Why automatic cars aren’t unreservedly good news

Cars weren’t always smart. Back when we proudly wore driver gloves and drove slow enough to say good morning to each passer-by, machines were temperamental, precarious and loaded with idiosyncrasies. Every decade since, they’ve become less so. Crank motors gave way to self-start engines and now we’ve even eradicated the needs for keys. We can just speak smoothly to our engines or use our fingerprints and hey-presto – we-re off.

As a result, each post-motor car generation has had to endure the tired sermonising of the generation before. Cars used to be harder; the driver required more knowledge and skill. Everything is too easy now. A monkey could do it.

Traditional young-old dichotomy aside, the supposition that everything is getting easier – to the detriment of man – isn’t entirely untrue. Our lessening interaction with the tools we use correlates to our advances in tech. And the more is done for us, the more unfamiliar we become. The old will invariably bemoan the new, as their view of the world comes under threat, but to dismiss this creates an equally dangerous philosophy: change is always good.

Those who found the concept of an automatic gear box disturbing have had scarce time to adjust; we’re already onto the next marvel in automation, and this time we’re barely involved. We’re substituting the role of master for that of watcher, even servant. With automatic cars, human presence takes a diminutive role – providing little more than context (i.e. the reason why a car drives from A to B).

It’d be easy to argue that this is just a small step, no more significant than any other. We’ve been pushing for automation since we created machines and systems – driven by the compulsion for convenience and a utopian vision of the future, in which man’s mental energies are freed from the mundane (i.e. commuting). Why drive when you can watch the TV, catch up on the news or message friends?

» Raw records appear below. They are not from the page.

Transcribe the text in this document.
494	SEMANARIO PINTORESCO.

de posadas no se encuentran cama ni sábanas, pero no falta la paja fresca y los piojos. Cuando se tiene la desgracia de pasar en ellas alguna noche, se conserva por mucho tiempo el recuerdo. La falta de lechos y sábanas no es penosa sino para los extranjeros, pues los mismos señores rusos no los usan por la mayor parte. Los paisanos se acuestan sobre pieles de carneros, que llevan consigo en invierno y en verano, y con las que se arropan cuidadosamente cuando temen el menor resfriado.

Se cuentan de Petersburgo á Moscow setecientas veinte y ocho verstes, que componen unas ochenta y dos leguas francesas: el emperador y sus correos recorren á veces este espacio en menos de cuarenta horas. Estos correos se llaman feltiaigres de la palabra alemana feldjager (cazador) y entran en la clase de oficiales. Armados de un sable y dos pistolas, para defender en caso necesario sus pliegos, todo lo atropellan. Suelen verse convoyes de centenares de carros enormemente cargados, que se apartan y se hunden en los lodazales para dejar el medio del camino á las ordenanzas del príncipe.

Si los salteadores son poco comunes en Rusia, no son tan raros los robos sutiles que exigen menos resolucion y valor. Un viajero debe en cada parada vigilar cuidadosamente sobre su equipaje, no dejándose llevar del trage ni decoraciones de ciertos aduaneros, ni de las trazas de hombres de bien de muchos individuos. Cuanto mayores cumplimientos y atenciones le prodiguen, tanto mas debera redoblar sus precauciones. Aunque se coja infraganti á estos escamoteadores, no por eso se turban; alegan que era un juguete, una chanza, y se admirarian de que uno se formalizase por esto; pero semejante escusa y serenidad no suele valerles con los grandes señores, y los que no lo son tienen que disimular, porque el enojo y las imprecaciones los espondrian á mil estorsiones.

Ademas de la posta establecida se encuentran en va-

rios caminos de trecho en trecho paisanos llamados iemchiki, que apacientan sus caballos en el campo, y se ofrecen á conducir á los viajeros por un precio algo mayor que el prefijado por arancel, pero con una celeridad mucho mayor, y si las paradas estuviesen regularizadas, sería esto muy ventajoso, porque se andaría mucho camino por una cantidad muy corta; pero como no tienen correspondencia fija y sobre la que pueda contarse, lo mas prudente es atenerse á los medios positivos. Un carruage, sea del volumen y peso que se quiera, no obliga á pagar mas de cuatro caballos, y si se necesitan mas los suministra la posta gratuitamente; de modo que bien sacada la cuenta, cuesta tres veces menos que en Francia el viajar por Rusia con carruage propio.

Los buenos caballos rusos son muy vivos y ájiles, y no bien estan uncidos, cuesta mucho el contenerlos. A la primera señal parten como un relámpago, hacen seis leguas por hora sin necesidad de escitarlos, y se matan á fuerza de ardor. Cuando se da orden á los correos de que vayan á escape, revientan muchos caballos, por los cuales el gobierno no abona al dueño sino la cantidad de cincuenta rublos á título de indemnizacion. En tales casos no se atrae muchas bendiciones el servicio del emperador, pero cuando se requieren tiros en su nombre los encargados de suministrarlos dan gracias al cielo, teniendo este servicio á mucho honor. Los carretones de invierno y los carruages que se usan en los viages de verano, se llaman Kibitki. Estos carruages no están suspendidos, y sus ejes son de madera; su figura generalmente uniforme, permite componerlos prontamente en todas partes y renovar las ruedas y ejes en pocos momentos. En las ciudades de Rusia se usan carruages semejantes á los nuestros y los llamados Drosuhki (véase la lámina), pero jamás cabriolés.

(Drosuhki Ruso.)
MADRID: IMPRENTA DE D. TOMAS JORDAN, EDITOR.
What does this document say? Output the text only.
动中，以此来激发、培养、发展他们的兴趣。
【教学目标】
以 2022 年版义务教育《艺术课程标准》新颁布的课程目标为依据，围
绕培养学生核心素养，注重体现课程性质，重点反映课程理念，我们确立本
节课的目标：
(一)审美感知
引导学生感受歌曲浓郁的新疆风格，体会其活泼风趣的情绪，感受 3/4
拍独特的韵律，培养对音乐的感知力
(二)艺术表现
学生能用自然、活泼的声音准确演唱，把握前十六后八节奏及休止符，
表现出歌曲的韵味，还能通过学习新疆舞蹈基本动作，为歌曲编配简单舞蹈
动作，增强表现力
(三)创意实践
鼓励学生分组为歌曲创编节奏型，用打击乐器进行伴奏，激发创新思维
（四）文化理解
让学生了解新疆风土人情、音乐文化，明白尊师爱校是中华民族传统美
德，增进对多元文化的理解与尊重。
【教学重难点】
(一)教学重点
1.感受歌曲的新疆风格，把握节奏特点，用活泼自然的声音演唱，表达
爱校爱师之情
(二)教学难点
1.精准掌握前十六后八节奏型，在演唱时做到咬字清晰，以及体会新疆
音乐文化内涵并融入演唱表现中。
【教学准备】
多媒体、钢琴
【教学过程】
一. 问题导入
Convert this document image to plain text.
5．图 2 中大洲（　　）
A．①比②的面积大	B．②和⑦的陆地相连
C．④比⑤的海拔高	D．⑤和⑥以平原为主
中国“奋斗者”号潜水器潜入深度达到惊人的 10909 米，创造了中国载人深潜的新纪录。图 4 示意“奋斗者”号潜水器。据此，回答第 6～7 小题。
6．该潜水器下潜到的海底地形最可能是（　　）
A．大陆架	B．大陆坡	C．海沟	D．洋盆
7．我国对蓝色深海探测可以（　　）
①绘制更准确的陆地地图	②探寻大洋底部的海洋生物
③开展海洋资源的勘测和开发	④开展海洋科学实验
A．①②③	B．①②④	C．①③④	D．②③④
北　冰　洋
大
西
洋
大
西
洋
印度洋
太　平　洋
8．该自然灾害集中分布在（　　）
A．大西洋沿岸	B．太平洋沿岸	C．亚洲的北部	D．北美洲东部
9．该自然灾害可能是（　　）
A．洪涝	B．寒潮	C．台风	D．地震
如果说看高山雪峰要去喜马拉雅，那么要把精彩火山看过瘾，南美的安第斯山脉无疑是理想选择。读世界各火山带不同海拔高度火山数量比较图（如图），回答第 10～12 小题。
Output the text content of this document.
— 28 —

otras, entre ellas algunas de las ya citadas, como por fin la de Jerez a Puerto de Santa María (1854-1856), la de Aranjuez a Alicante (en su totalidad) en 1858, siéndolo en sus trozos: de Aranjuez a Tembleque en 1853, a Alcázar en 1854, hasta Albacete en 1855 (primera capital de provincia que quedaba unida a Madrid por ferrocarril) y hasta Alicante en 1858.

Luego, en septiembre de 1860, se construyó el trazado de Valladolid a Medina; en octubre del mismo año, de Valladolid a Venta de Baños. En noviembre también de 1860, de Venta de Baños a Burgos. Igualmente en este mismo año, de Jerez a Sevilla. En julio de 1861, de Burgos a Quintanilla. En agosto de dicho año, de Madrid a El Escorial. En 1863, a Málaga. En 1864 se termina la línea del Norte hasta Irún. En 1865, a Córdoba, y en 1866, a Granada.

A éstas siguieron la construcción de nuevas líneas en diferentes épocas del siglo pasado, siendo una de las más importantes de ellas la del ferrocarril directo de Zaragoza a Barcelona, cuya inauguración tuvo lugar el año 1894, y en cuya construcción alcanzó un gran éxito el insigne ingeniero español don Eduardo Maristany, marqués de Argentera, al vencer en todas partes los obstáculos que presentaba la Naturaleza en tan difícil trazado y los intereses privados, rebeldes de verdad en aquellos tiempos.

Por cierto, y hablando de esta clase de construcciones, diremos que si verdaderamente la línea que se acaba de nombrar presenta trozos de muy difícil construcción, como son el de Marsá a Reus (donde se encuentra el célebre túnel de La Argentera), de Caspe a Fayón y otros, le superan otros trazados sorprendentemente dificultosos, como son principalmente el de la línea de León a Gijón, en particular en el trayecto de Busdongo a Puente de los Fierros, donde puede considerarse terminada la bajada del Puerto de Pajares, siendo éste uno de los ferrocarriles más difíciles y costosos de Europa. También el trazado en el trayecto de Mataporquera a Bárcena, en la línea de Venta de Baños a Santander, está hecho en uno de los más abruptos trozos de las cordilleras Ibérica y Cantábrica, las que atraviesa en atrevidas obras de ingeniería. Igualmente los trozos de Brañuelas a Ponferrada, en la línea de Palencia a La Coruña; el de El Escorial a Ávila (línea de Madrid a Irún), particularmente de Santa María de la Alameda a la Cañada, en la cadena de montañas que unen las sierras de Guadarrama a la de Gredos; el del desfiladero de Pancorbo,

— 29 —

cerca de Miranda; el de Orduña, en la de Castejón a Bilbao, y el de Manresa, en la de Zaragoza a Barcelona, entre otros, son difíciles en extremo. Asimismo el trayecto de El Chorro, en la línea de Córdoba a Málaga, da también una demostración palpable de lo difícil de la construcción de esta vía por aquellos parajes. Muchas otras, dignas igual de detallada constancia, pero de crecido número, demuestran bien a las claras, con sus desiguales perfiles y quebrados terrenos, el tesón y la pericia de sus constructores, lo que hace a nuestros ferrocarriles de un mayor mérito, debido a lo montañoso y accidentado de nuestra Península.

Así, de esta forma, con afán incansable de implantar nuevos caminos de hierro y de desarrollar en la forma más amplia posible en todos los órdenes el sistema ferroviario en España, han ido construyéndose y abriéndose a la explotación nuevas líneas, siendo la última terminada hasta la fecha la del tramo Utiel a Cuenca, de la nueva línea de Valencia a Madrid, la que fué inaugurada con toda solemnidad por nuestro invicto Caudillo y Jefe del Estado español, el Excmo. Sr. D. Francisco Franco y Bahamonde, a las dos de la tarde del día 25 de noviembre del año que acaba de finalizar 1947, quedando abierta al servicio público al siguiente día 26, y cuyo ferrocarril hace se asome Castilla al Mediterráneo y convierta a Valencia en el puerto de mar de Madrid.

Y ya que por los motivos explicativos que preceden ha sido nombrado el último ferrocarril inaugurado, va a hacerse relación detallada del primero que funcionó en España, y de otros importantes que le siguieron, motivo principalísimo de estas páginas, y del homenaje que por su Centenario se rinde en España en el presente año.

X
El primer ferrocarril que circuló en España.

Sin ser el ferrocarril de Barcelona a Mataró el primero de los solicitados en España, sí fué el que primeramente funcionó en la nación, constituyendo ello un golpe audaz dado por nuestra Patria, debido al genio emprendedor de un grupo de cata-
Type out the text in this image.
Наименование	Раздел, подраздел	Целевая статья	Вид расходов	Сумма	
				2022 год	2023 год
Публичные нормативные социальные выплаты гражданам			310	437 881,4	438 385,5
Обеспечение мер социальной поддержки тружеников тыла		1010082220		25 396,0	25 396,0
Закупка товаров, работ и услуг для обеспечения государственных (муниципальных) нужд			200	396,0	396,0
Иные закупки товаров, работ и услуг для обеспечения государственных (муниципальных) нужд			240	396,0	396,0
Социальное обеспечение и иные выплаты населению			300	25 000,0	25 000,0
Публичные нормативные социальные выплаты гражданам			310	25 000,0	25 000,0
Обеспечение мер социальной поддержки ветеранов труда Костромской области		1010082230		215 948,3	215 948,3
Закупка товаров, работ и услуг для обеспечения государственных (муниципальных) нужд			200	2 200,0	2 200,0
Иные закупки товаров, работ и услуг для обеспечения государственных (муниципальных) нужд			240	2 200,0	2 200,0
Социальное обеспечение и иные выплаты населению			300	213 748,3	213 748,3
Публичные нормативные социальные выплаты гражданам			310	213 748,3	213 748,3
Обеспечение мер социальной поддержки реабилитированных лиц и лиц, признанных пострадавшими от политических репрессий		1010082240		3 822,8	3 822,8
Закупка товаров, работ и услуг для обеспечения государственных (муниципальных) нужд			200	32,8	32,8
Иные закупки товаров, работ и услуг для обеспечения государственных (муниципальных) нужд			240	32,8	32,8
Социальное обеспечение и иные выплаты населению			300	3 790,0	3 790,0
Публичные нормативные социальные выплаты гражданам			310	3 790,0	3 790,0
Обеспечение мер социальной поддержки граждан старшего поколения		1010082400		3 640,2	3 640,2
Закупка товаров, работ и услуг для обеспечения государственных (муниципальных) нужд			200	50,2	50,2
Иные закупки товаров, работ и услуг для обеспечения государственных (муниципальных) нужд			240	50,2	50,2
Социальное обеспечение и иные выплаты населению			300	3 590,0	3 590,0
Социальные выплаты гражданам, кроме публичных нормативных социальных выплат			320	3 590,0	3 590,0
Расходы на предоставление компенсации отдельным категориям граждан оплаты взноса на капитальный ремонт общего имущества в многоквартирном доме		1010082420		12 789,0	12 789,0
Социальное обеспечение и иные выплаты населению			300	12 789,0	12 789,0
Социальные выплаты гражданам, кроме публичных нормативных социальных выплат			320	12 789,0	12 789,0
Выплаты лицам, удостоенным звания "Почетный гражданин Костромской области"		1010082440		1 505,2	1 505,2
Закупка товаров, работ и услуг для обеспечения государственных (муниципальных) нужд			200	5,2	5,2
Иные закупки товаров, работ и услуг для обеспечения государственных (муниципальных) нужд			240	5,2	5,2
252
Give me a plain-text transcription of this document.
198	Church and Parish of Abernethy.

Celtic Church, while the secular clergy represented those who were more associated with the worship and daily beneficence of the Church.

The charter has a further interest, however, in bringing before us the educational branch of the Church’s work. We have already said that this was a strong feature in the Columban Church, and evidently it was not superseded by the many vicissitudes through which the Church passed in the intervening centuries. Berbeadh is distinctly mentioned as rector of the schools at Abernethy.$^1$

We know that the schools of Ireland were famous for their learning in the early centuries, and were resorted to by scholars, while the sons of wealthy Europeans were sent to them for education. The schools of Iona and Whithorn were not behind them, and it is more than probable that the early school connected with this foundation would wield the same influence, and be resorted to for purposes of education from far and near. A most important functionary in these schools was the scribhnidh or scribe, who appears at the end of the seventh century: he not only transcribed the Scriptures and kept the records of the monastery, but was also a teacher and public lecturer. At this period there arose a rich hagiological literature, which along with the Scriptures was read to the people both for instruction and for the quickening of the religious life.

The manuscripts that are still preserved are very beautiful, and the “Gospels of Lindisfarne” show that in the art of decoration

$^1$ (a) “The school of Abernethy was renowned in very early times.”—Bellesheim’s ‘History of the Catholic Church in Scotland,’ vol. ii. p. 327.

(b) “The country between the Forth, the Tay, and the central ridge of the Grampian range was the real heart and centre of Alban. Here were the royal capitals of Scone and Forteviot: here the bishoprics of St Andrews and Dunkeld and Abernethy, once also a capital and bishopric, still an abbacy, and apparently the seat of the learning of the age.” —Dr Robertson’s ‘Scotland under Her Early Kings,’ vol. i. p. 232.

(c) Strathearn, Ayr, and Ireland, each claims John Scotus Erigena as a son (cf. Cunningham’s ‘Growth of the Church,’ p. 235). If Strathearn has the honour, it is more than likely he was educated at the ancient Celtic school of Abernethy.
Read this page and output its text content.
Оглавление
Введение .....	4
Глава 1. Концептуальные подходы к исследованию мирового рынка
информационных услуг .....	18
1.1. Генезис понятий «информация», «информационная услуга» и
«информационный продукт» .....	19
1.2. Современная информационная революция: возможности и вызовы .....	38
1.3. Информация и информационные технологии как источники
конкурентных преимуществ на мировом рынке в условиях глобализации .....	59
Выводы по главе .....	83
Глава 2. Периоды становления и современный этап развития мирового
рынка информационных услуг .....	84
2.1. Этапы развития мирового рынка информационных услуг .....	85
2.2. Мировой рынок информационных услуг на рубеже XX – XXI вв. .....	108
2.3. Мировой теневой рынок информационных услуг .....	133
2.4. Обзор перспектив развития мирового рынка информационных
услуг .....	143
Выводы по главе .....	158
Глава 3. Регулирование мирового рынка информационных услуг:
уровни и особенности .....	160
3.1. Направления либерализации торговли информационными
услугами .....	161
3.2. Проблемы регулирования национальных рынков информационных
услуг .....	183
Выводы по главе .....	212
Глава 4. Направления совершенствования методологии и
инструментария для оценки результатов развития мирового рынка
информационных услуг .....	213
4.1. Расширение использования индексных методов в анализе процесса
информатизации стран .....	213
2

But this is more than a step. Taking our hands away from the wheel is a minor difference with immense repercussions – symbolic and actual. It changes not only our relationship with cars, as mankind’s essential tool, but how we interact with the moving world.

What will be new and exciting to us will be an impenetrable veil of unknowingness to future generations. The car will be something that just is, like oxygen, to be experienced and not necessarily understood. The windows will be as computer screens, communicating a world beyond immediate reach. 

This is the stuff of Sci-Fi horror films – a dramatic shift in the man-machine paradigm that sees our dependency upon machines increase to the point that their absence is debilitating. 

Only an invisible line separates convenience and dependence. Each machine and system reaches a peak of usability, in which use doesn’t entail undue stress or effort and is unrestricted by complications. Beyond that, however, ‘convenience’ gradually removes the individual from the equation – we depend on it, but it doesn’t depend on us.

This isn’t good change. It’s plausible that one day we won’t even need to learn to drive – it’s only a question of time, progress and familiarity. We’ll relinquish control and depend upon systems we simply don’t understand, unless you happen to be the person designing them.

True safety cannot be secured without some modicum of control. The effect is pernicious; slowly but surely, by using machines as our means of access we’ll reduce our own significance. Places will be backdrops and our awareness filtered through a catalogue of systems and hardware. Unlike the motor car pioneer mourning the tactile experience of rotating a crank handle, we’ll be removed to the point of complete detachment, a virtual experience within the real world.